Supriyanto juga mengimbau agar petani menunda masa tanam. Penanaman tanaman pangan pada Juli dan Agustus tidak disarankan karena fenomena El Nino diprediksi terjadi pada Juli hingga September. Adapun puncak El Nino diperkirakan terjadi pada Agustus.
”Kalau di bulan-bulan itu umur tanaman belum 60 hari, kita takut tanamannya mati karena kekeringan. Apalagi, kalau akhir Juli baru tanam, pasti akan kesulitan air,” ujarnya.
Meski begitu, sejumlah petani di Jateng memilih tetap menanam kendati mengetahui adanya potensi kekeringan. Namun, mereka hanya akan menanam tanaman-tanaman yang tidak memerlukan banyak air dan tahan terhadap kekeringan.
”Kami tidak akan menanam tanaman yang butuh air banyak, seperti padi. Namun, kami akan menanam palawija, misalnya singkong, ubi jalar, dan kentang,” ujar Kamelan (50), petani di Desa Jambean Kidul, Kecamatan Margorejo, Kabupaten Pati, Jateng.
Gubernur Jateng Ganjar Pranowo mengungkapkan, Pemerintah Provinsi Jateng telah menyiapkan sejumlah skema mitigasi kekeringan yang berpotensi terjadi akibat El Nino. Ada dua rencana yang bakal dilakukan, yakni mengeluarkan cadangan pangan pemerintah dan mengoptimalkan penggunaan dana desa.
”Bulog kabupaten/kota semuanya mesti siap. Kampanye food loss dan food waste itu kami siapkan dengan mengoptimalkan dana desa untuk bergerak,” kata Ganjar, Rabu (21/6/2023).
Ganjar menyebut, stok pangan lokal, seperti beras, jagung, dan ketela, telah disiapkan untuk kondisi darurat. Pemprov Jateng juga mendorong penanaman tanaman pangan rumah tangga di masyarakat untuk memperkuat ketahanan pangan.

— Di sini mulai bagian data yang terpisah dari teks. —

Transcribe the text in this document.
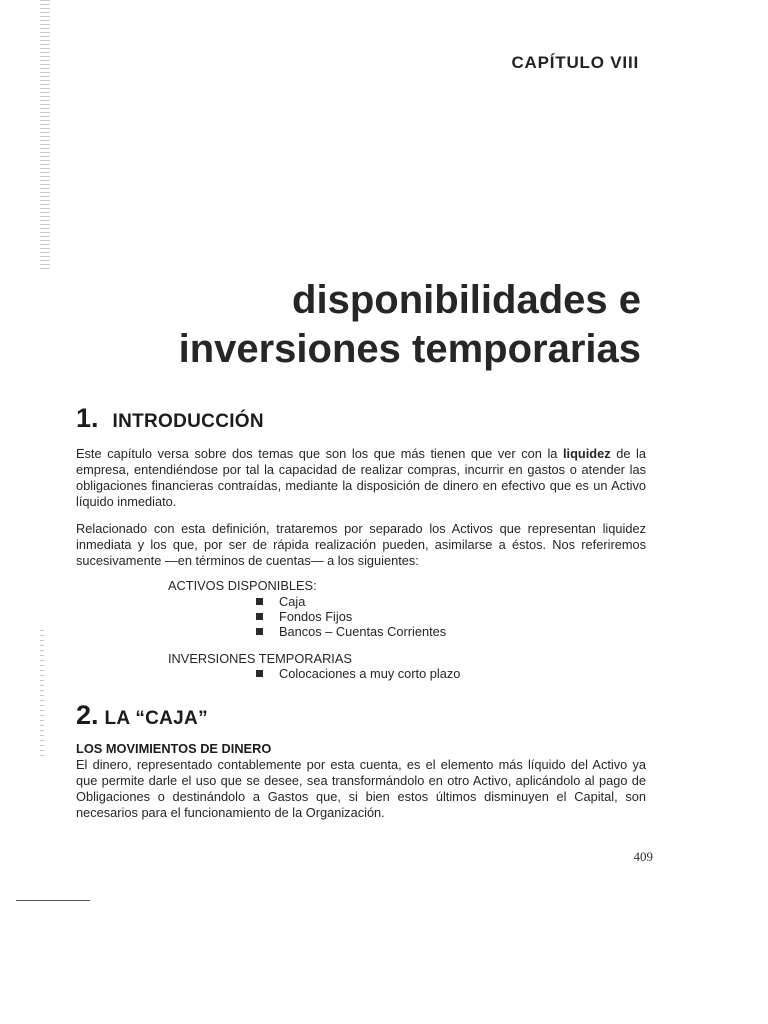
CAPÍTULO VIII
disponibilidades e
inversiones temporarias
1. INTRODUCCIÓN
Este capítulo versa sobre dos temas que son los que más tienen que ver con la liquidez de la empresa, entendiéndose por tal la capacidad de realizar compras, incurrir en gastos o atender las obligaciones financieras contraídas, mediante la disposición de dinero en efectivo que es un Activo líquido inmediato.
Relacionado con esta definición, trataremos por separado los Activos que representan liquidez inmediata y los que, por ser de rápida realización pueden, asimilarse a éstos. Nos referiremos sucesivamente —en términos de cuentas— a los siguientes:
ACTIVOS DISPONIBLES:
Caja
Fondos Fijos
Bancos – Cuentas Corrientes
INVERSIONES TEMPORARIAS
Colocaciones a muy corto plazo
2. LA “CAJA”
LOS MOVIMIENTOS DE DINERO
El dinero, representado contablemente por esta cuenta, es el elemento más líquido del Activo ya que permite darle el uso que se desee, sea transformándolo en otro Activo, aplicándolo al pago de Obligaciones o destinándolo a Gastos que, si bien estos últimos disminuyen el Capital, son necesarios para el funcionamiento de la Organización.
409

Kalau di bulan-bulan itu umur tanaman belum 60 hari, kita takut tanamannya mati karena kekeringan.
Rawan kekeringan
Badan Penanggulanan Bencana Daerah (BPBD) Jateng memperkirakan, semua daerah di Jateng rawan terdampak kekeringan. Hingga akhir Juni, BPBD Jateng mencatat, sudah ada 10 daerah yang telah melaporkan dampak kemarau, yakni Cilacap, Klaten, Pemalang, Kabupaten Tegal, Demak, Kota Semarang, Kabupaten Semarang, Grobogan, Blora, dan Kabupaten Magelang.
Kepala Bidang Penanganan Darurat BPBD Jateng Dikki Ruli Perkasa mengatakan, 10 daerah itu telah melakukan penyaluran bantuan air bersih ke desa-desa yang mengeluhkan dampak kekeringan. Ada 132 tangki berisi 659.00 liter air yang disalurkan kepada masyarakat menggunakan Anggaran Pendapatan dan Belanja Daerah.
”Selain itu, ada juga penyaluran bantuan air bersih sebanyak 13 tangki berisi 70.000 liter air dari sejumlah perusahaan melalui program tanggung jawab sosial perusahaan,” kata Dikki.
Dikki menambahkan, selain 10 daerah tersebut, ada satu daerah yang memerlukan perhatian lebih, yaitu Rembang. Menurut Dikki, Rembang memiliki keterbatasan sumber mata air. Selama ini, jika kekeringan terjadi di daerah itu, penyaluran bantuan air menggunakan air dari daerah di sekitarnya.
”Rembang ini memiliki keterbatasan kapasitas penganggaran keuangan daerah, sumber air yang minim, dan secara historis memang merupakan daerah yang harus mengoptimalkan bantuan sosial. Kondisi ini sudah kami komunikasikan dengan pihak-pihak terkait di Rembang. Mereka optimistis persediaan air yang ada saat ini masih cukup untuk memenuhi kebutuhan masyarakat sampai tiga bulan ke depan,” tutur Dikki.